Ich kann dazu noch einmal sagen: Meine Damen und Herren, wir sind hier sehr aktiv. Ein Beispiel dafür ist

das Projekt „Vielfalt zum Anfassen: Schüler*innen gegen Antisemitismus“.

Warum wir die JuMu gGmbH bei der Umsetzung ihrer Ideen und ihres Engagements unterstützen, will ich gern noch einmal genauer erläutern. Erst einmal grundsätzlich:

Ihre Aussage, die Bundesregierung reduziere Fördergelder für den Zentralrat der Muslime in Deutschland zu 90 % wegen seiner Nähe zur Türkei, ist nicht zutreffend.

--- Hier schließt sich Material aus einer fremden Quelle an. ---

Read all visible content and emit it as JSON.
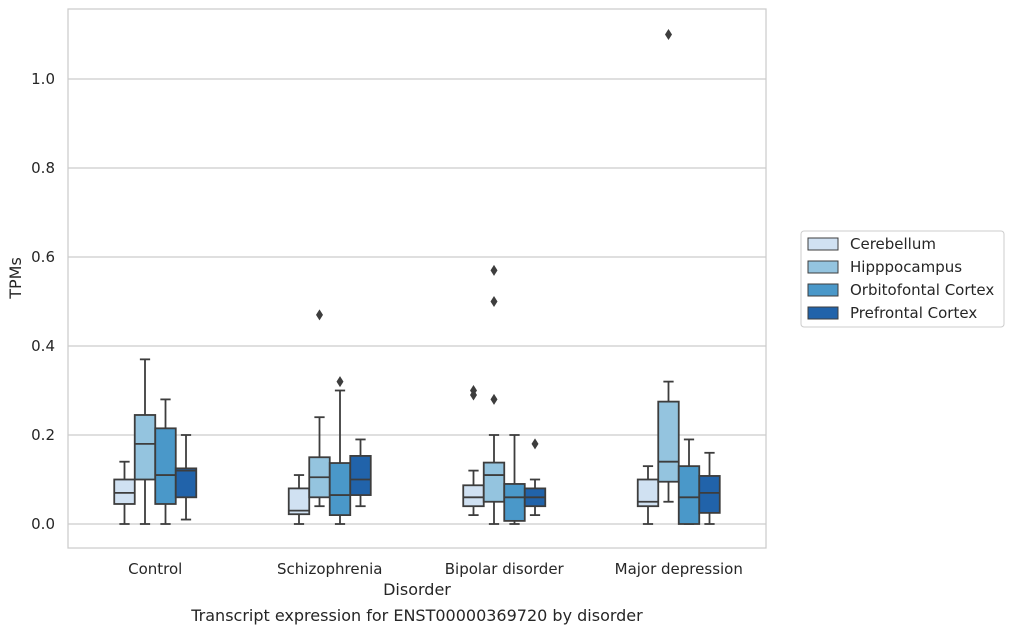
{
  "chart_data": {
    "type": "box",
    "xlabel": "Disorder",
    "ylabel": "TPMs",
    "caption": "Transcript expression for ENST00000369720 by disorder",
    "ylim": [
      -0.053,
      1.164
    ],
    "yticks": [
      0.0,
      0.2,
      0.4,
      0.6,
      0.8,
      1.0
    ],
    "yticklabels": [
      "0.0",
      "0.2",
      "0.4",
      "0.6",
      "0.8",
      "1.0"
    ],
    "grid": "horizontal",
    "legend_position": "right",
    "categories": [
      "Control",
      "Schizophrenia",
      "Bipolar disorder",
      "Major depression"
    ],
    "series": [
      {
        "name": "Cerebellum",
        "color": "#d0e1f2",
        "boxes": [
          {
            "whisker_low": 0.0,
            "q1": 0.045,
            "median": 0.07,
            "q3": 0.1,
            "whisker_high": 0.14,
            "outliers": []
          },
          {
            "whisker_low": 0.0,
            "q1": 0.022,
            "median": 0.03,
            "q3": 0.08,
            "whisker_high": 0.11,
            "outliers": []
          },
          {
            "whisker_low": 0.02,
            "q1": 0.04,
            "median": 0.06,
            "q3": 0.087,
            "whisker_high": 0.12,
            "outliers": [
              0.29,
              0.3
            ]
          },
          {
            "whisker_low": 0.0,
            "q1": 0.04,
            "median": 0.05,
            "q3": 0.1,
            "whisker_high": 0.13,
            "outliers": []
          }
        ]
      },
      {
        "name": "Hipppocampus",
        "color": "#94c4df",
        "boxes": [
          {
            "whisker_low": 0.0,
            "q1": 0.1,
            "median": 0.18,
            "q3": 0.245,
            "whisker_high": 0.37,
            "outliers": []
          },
          {
            "whisker_low": 0.04,
            "q1": 0.06,
            "median": 0.105,
            "q3": 0.15,
            "whisker_high": 0.24,
            "outliers": [
              0.47
            ]
          },
          {
            "whisker_low": 0.0,
            "q1": 0.05,
            "median": 0.11,
            "q3": 0.138,
            "whisker_high": 0.2,
            "outliers": [
              0.5,
              0.57,
              0.28
            ]
          },
          {
            "whisker_low": 0.05,
            "q1": 0.095,
            "median": 0.14,
            "q3": 0.275,
            "whisker_high": 0.32,
            "outliers": [
              1.1
            ]
          }
        ]
      },
      {
        "name": "Orbitofontal Cortex",
        "color": "#4a98c9",
        "boxes": [
          {
            "whisker_low": 0.0,
            "q1": 0.045,
            "median": 0.11,
            "q3": 0.215,
            "whisker_high": 0.28,
            "outliers": []
          },
          {
            "whisker_low": 0.0,
            "q1": 0.02,
            "median": 0.065,
            "q3": 0.137,
            "whisker_high": 0.3,
            "outliers": [
              0.32
            ]
          },
          {
            "whisker_low": 0.0,
            "q1": 0.007,
            "median": 0.06,
            "q3": 0.09,
            "whisker_high": 0.2,
            "outliers": []
          },
          {
            "whisker_low": 0.0,
            "q1": 0.0,
            "median": 0.06,
            "q3": 0.13,
            "whisker_high": 0.19,
            "outliers": []
          }
        ]
      },
      {
        "name": "Prefrontal Cortex",
        "color": "#2163aa",
        "boxes": [
          {
            "whisker_low": 0.01,
            "q1": 0.06,
            "median": 0.12,
            "q3": 0.125,
            "whisker_high": 0.2,
            "outliers": []
          },
          {
            "whisker_low": 0.04,
            "q1": 0.065,
            "median": 0.1,
            "q3": 0.153,
            "whisker_high": 0.19,
            "outliers": []
          },
          {
            "whisker_low": 0.02,
            "q1": 0.04,
            "median": 0.06,
            "q3": 0.08,
            "whisker_high": 0.1,
            "outliers": [
              0.18
            ]
          },
          {
            "whisker_low": 0.0,
            "q1": 0.025,
            "median": 0.07,
            "q3": 0.108,
            "whisker_high": 0.16,
            "outliers": []
          }
        ]
      }
    ]
  }
}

Unter anderem wurden im Zuge der Flüchtlingssituation 2015 für die Förderung Sondermittel des Bundes bereitgestellt, die nun nicht mehr zur Verfügung stehen.

Auch das Land Nordrhein-Westfalen arbeitet seit Jahren mit dem ZMD zusammen, zum Beispiel im Qualifizierungsprojekt muslimische und alevitische Wohlfahrtspflege oder auch im Beirat für den islamischen Religionsunterricht.

Ganz abgesehen davon ist die JuMu aber auch eine eigenständige Organisation. Sie ist zwar auf Initiative des Zentralrats der Muslime in Deutschland ins Leben gerufen worden, ist aber keine Organisation des ZMD.

(Beifall von der FDP)

Sie ist ein Zusammenschluss muslimischer und jüdischer Partner – und das ist etwas, worüber wir uns ausdrücklich freuen. Diese Partner leisten nicht nur hervorragende Arbeit, sondern senden durch den interreligiösen Ansatz auch wichtige Signale in die Gesellschaft.

Allein die Vorstellung, dass mein Haus wissentlich Antisemiten die Antisemitismusprävention machen ließe, ist völlig abwegig.

Bei JuMu ist davon auszugehen, dass die beteiligten jüdischen Gemeinden daran kein Interesse haben können und diesen Zusammenschluss sofort verließen, sobald Antisemiten dort aktiv würden. Es gibt dafür bisher auch keinerlei Anhaltspunkte; schließlich ist JuMu schon in anderen Bundesländern aktiv.